Non è istigazione nei confronti del buon Takeshi, solo disprezzo per l’ultimo Nolan a fronte dell’amore viscerale per il primo (sempre Nolan).
Nanni
Beh sono sorpreso, credevo facesse parte delle eccezioni meritevoli, dopotutto avete trattato film molto poco calcistici (Insider, F.I.S.T.) quando erano opera di autori calciabili. Parliamo comunque del film che verrà ricordato come il più “importante” del 2023. Lo hai visto, ti è piaciuto?
Vandal
Io prima di giudicare gli darei un’occhiata. Io non sono un fan di Nolan ma qui non parliamo di Tenet o Intestellar
Senz’altro lo farò.
:)
@Takeshi: hai citato titoli che abbiamo trattato nell’ambito di una specifica retrospettiva. A parte quello, le eccezioni tendono a riguardare film che riflettono in qualche modo uno spirito action/horror pur facendo altro (che ne so, Diamanti grezzi). Oppenheimer l’ho visto ed è effettivamente lassù coi migliori di Nolan, però a parte due suggestioni qua e là non è e non fa il film di genere. Non escludo comunque di recuperarlo in qualche forma più avanti.

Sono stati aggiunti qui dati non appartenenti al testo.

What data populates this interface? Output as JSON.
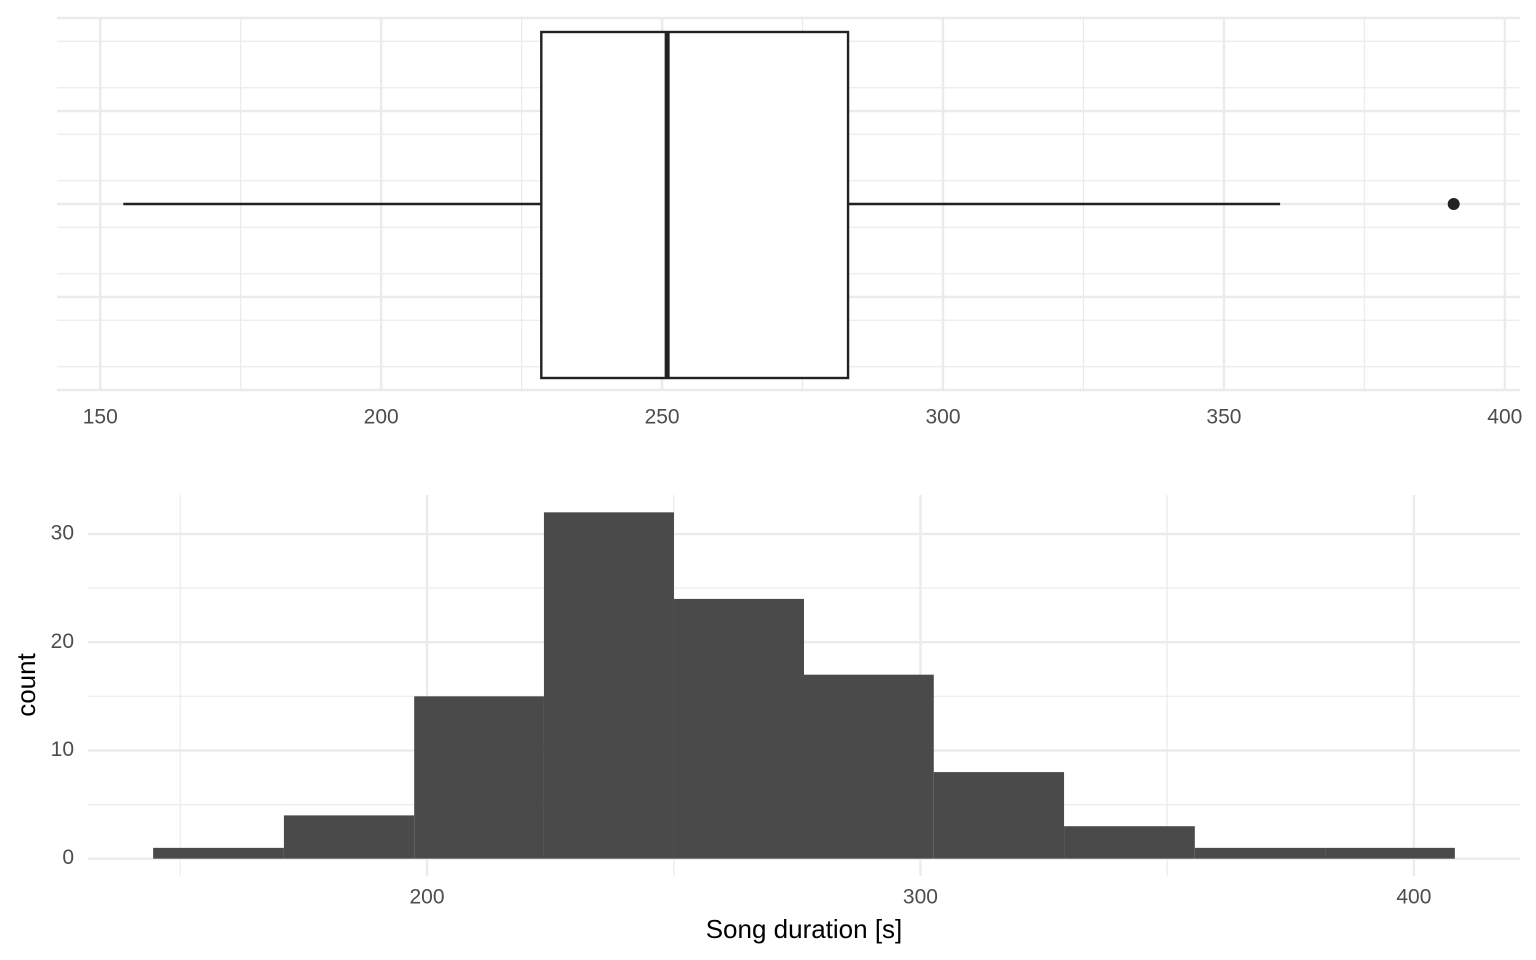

Ok, rispetto la decisione della Giuria. E’ che ho trovato tutta la parte che porta al test Trinity “thriller”, quanto meno nell’uso della tensione crescente
Che poi potrei capire (no, ma facciamo finta di si) se il titolo fosse un gioco di parole intraducibile in italiano, o salcazzo cosa di complicatissimo
Ma chiamarlo Tempi duri era impossibile?
Io penso che “L’eroe della strada” ( e ho visto il film) sia un buon titolo Italiano. A quel tempo il Titolo era anche il Trailer. Tempi duri forse fa venire in mente la povertà degli anni venti ( ma chi lo capisce nei 70 dal titolo?). Ma eroe della strada è esplicito e corente col film.
Aggiungo: non penso che se un certo film fosse stato chiamato “desiderio di morte” avrebbe fatto avere al film il successo che ha avuto.
Bravo, Titillatore.
Per quel che vale sono d’accordo al 100 per 100.
Chissà se Van Damme lo ha mai visto :-)
Non combattimenti: scazzottate. James Coburn stucchevole alla lunga, bella la coda operaia in salsa d’ostriche. E bevono incessantemente per tutto il film.
sono andato a controllare perchè tra i meriti di Walter Hill secondo me c’era anche questa cosa falsamente attribuita a Stallone, cioè quello di inventarsi la scena tipo videoclip con la musica protagonista, ma ho controllato dicevo e avevano ragione i 400 calci, Sly lo ha fatto prima. :(
questo film invece non lo conoscevo, bisognerá recuperarlo.
Esordio magistrale per Hill che gira già un capolavoro. Bronson è perfetto nel ruolo, e da vita a un personaggio memorabile. Bella anche la storia d’amore con Jill Ireland ( anche se Hill avrebbe voluto Natalie Wood. Impeccabile come sempre Coburn.
Ogni settimana che passa, la scelta di iniziare dall’ultimo film si conferma come la più geniale intuizione editoriale di sempre. Kudos a tutti voi, ora il mio sogno è una vostra retrospettiva sull’opera omnia di Arrigo Sacchi.